I got Taylor Swift tickets for me and my 14 y.o. daughter and she doesn’t want me to go

@caterpillar5 You bought the tickets for YOU and your daughter, not your daughter and her friend. One of those tickets is yours. Your daughter can choose to use her ticket and go with you or your daughter can choose to stay home with her friend while you go with someone else or no one. If your daughter goes, don't let her sour the fun for you while there. It will be your choice if you let her emotions ruin yours for the night. I wouldn't be mad at the kids for asking this. They're 14. Parents do not have to give up everything for their kids. This is one I would not give up.
 
@caterpillar5 The “friend” begging you for your ticket is inappropriate. This is for you and your daughter. I know this is hurting your feelings, but stay on course. This will be a great night for you too - your daughter will appreciate this concert with you, if not right this moment, she will later. They are good at hurting our feelings
 
@caterpillar5 Nip this in the bud and turn the situation around.

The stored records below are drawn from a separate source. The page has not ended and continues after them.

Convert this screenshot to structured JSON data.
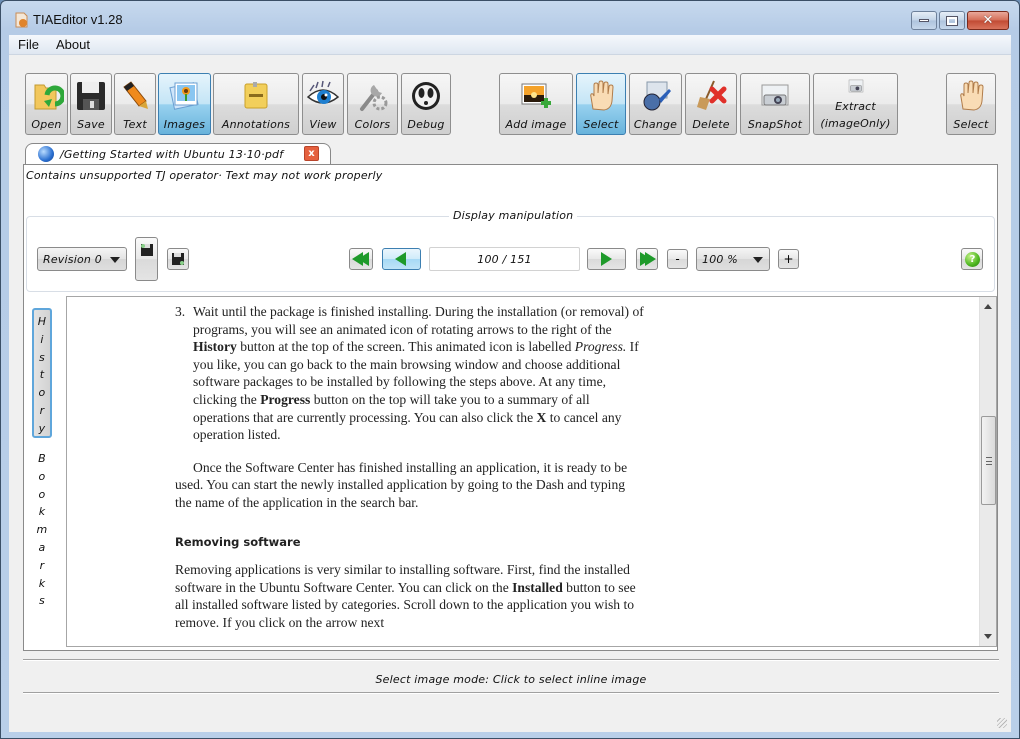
{
  "window": {
    "title": "TIAEditor v1.28",
    "controls": {
      "minimize": "minimize",
      "maximize": "maximize",
      "close": "✕"
    }
  },
  "menu": [
    "File",
    "About"
  ],
  "toolbar_left": [
    {
      "label": "Open",
      "icon": "folder-open-icon",
      "active": false
    },
    {
      "label": "Save",
      "icon": "floppy-disk-icon",
      "active": false
    },
    {
      "label": "Text",
      "icon": "marker-pen-icon",
      "active": false
    },
    {
      "label": "Images",
      "icon": "picture-icon",
      "active": true
    },
    {
      "label": "Annotations",
      "icon": "sticky-note-icon",
      "active": false
    },
    {
      "label": "View",
      "icon": "eye-icon",
      "active": false
    },
    {
      "label": "Colors",
      "icon": "wrench-gear-icon",
      "active": false
    },
    {
      "label": "Debug",
      "icon": "ghost-face-icon",
      "active": false
    }
  ],
  "toolbar_right": [
    {
      "label": "Add image",
      "icon": "add-image-icon",
      "active": false
    },
    {
      "label": "Select",
      "icon": "hand-icon",
      "active": true
    },
    {
      "label": "Change",
      "icon": "change-image-icon",
      "active": false
    },
    {
      "label": "Delete",
      "icon": "broom-delete-icon",
      "active": false
    },
    {
      "label": "SnapShot",
      "icon": "projector-icon",
      "active": false
    },
    {
      "label": "Extract",
      "label2": "(imageOnly)",
      "icon": "projector-small-icon",
      "active": false
    }
  ],
  "toolbar_far_right": {
    "label": "Select",
    "icon": "hand-icon"
  },
  "document_tab": {
    "title": "/Getting Started with Ubuntu 13·10·pdf",
    "close": "x"
  },
  "warning": "Contains unsupported TJ operator· Text may not work properly",
  "display_manipulation": {
    "title": "Display manipulation",
    "revision": "Revision 0",
    "page_current": 100,
    "page_total": 151,
    "page_display": "100 / 151",
    "zoom": "100 %",
    "zoom_minus": "-",
    "zoom_plus": "+",
    "help": "?"
  },
  "side_tabs": {
    "history": "History",
    "bookmarks": "Bookmarks"
  },
  "page_content": {
    "item_number": "3.",
    "item_text": [
      {
        "t": "Wait until the package is finished installing. During the installation (or removal) of programs, you will see an animated icon of rotating arrows to the right of the "
      },
      {
        "b": "History"
      },
      {
        "t": " button at the top of the screen. This animated icon is labelled "
      },
      {
        "i": "Progress."
      },
      {
        "t": " If you like, you can go back to the main browsing window and choose additional software packages to be installed by following the steps above. At any time, clicking the "
      },
      {
        "b": "Progress"
      },
      {
        "t": " button on the top will take you to a summary of all operations that are currently processing. You can also click the "
      },
      {
        "b": "X"
      },
      {
        "t": " to cancel any operation listed."
      }
    ],
    "paragraph2": "Once the Software Center has finished installing an application, it is ready to be used. You can start the newly installed application by going to the Dash and typing the name of the application in the search bar.",
    "heading": "Removing software",
    "paragraph3": [
      {
        "t": "Removing applications is very similar to installing software. First, find the installed software in the Ubuntu Software Center. You can click on the "
      },
      {
        "b": "Installed"
      },
      {
        "t": " button to see all installed software listed by categories. Scroll down to the application you wish to remove. If you click on the arrow next"
      }
    ]
  },
  "scroll": {
    "position_fraction": 0.45
  },
  "status": "Select image mode: Click to select inline image"
}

Tell your daughter you are going to the concert because you're a fan. That's why you have purchased two tickets. You have another ticket to spare as you have decided to invite someone and enjoy the concert together. But you not going is not an option.

Suggest your daughter to give her ticket to her friend instead, and that you can enjoy the concert with Jane.

That will help your daughter understand what she's doing, and when she realizes her own going is at risk, they will stop it.

Teenagers are selfish and insensitive and entitled, because their whole lives they have seen us, moms, putting them first and making sacrifices to benefit them. They don't think of us as people similar to them, they think we're made of some different material.
 
@caterpillar5 This should be an in person conversation. Where she can see the hurt you feel and hear it in your tone. She needs to see and hear the impact to grasp it's rude. Have a sit down talk and ex0lain both the social etiquette and the expectations that won't change. You and her. Mom/daughter time.